When I was writing 26lies, I had these huge conversations with Deb Layne (deborahlive) going, which must have driven her up the wall, but like the fine publisher she is, she kept talking to me, letting me talk the book out and out. There's a line, in fact, in a Raymond Carver story, called 'Why Don't You Dance', in which the young woman in the story is telling her friends what she's seen, and Carver says that she's trying to talk it out, or something similar (I don't have the book with my at the moment, so if I'm wrong, there you go). That line always struck me as one of those personal little epiphanies, because I'm a lot like that: I like to talk things out until they make sense. All kinds of things, really. Books, short stories, girls, food, whatever, y'know?
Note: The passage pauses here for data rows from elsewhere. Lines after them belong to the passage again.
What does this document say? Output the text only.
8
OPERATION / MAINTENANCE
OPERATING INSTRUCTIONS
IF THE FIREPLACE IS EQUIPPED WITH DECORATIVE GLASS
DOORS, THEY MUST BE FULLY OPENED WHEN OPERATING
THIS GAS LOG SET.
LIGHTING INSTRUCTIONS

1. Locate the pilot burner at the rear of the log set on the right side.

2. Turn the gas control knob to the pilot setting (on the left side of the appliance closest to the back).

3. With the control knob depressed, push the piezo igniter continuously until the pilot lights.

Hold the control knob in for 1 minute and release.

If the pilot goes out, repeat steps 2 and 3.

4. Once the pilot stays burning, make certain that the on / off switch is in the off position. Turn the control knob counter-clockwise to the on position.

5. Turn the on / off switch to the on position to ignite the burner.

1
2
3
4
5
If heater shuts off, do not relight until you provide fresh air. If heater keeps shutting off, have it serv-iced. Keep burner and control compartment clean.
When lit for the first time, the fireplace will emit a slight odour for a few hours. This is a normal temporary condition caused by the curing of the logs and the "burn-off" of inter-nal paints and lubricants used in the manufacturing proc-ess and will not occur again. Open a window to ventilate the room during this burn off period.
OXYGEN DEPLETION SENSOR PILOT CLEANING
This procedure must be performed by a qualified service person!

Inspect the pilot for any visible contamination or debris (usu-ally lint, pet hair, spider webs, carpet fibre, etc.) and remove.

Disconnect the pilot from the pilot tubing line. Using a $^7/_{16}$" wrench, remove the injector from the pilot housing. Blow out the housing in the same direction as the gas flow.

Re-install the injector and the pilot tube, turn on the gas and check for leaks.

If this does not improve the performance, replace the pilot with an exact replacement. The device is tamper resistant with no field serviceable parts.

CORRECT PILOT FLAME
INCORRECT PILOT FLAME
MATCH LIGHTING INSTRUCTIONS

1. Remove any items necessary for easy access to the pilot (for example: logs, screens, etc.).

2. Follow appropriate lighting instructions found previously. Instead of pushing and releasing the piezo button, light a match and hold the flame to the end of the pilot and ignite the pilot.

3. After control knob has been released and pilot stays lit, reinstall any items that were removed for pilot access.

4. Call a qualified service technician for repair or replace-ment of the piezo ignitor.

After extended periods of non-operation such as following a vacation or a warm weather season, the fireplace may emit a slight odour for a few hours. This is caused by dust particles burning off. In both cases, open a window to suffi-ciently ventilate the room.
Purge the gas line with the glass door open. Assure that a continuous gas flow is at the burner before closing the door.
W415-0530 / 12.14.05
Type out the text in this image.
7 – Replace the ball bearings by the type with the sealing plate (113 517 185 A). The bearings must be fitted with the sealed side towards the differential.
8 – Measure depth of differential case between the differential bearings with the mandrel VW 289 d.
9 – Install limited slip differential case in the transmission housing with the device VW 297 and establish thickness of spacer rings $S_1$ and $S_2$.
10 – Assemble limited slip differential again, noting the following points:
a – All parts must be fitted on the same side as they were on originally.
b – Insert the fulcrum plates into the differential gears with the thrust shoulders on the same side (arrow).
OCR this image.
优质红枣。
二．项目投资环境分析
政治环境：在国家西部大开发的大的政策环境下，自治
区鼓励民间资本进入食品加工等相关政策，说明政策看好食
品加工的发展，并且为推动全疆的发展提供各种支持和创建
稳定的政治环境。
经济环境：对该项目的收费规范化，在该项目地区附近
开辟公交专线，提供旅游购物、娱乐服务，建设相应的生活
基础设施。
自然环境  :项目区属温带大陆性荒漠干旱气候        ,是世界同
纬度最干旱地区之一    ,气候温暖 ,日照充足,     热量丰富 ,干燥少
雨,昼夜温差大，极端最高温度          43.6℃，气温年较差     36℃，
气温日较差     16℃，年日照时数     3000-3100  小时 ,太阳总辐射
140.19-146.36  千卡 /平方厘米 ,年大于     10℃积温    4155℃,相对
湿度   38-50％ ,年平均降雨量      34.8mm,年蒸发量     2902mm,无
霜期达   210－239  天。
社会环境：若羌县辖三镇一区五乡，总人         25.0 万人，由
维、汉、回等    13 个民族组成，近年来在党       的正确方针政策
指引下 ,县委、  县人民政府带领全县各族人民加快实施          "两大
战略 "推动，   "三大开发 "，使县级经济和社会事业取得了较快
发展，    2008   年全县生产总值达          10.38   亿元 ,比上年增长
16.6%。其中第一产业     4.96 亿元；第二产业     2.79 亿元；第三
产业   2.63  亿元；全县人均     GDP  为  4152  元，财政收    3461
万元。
Some times I think that the things I write are nothing more than an expression of that, an extended, composed version of my talking something out, and shaped into a narrative so I can work resolutions and answers in, if I come up with any.
Of course, a lot of authors I know, they don't talk things out. They keep them pinned up inside, waiting until they're formed to show the world, or afraid that someone else might take their idea, and use it.
It's a fair enough in both cases. In the former case, I can understand not wanting to talk the half formed idea out, and later, when it is fully there, there comes a time when you need to be quiet, because if you're busy talking a story out, why write it? You've told it then, go off and write something new. As for being protective of your ideas, that's all well and good, though for me, I just figure ideas are, as the Americans say, a dime a dozen. Plus, every idea I have has been used by someone somewhere, so I don't see the point. Personal choice, that, for, to me what makes a piece of fiction work is the author, the way he or she spins the idea, the voice he or she uses, the verve that he or she has. Originality comes from the pattern of thought within the author, not the one high concept idea. Or, at least, that's what I figured a while back, and I've never much seen any idea to go back and change it.
Anyhow: this is long winded.
What I'm thinking about today is violence. It's an important conversation in Across the Seven Continents of the Underworld, perhaps unsurprisingly, given the introduction that I posted a few days back, but what I'm thinking, lately, what I'm thinking, is how I can make every moment of violence carry a weight to it, and yet not be caught up in that emo argument you have about how wrong it is. Don't get me wrong--I'm not a fan of violence, and I don't want to have a narrative that is supportive of the casual, effortless deaths that are the background noise of so many books and films. I've never had a huge problem with works that do that. In fact, I've enjoyed more than a few. But I don't find it very interesting to casually kill seven people and not have it so much as appear as a blip on the inside of a person's mind. To do that, somehow, and at the very least in this piece of work, feels as if I'm short changing one of the thematic elements of the book, and further, it creates a tonal inconsistency. The downside, however, is it makes things a lot more difficult: how do you justify the deaths of guards, then, when you know, through endless amounts of narratives, that guards are an anonymous point of violence, a nothing but sharp crack, burst of a bullet, slice with a knife, the representation in the book of the author making a the short, sharp cut to remove the plot obstacle for his or her character?
This is what I'm thinking about right now. It's a thought in my cluttered head. A problem to be solved. Maybe it doesn't make any sense to you. Maybe it's not even interesting. That's how it is sometimes, I guess.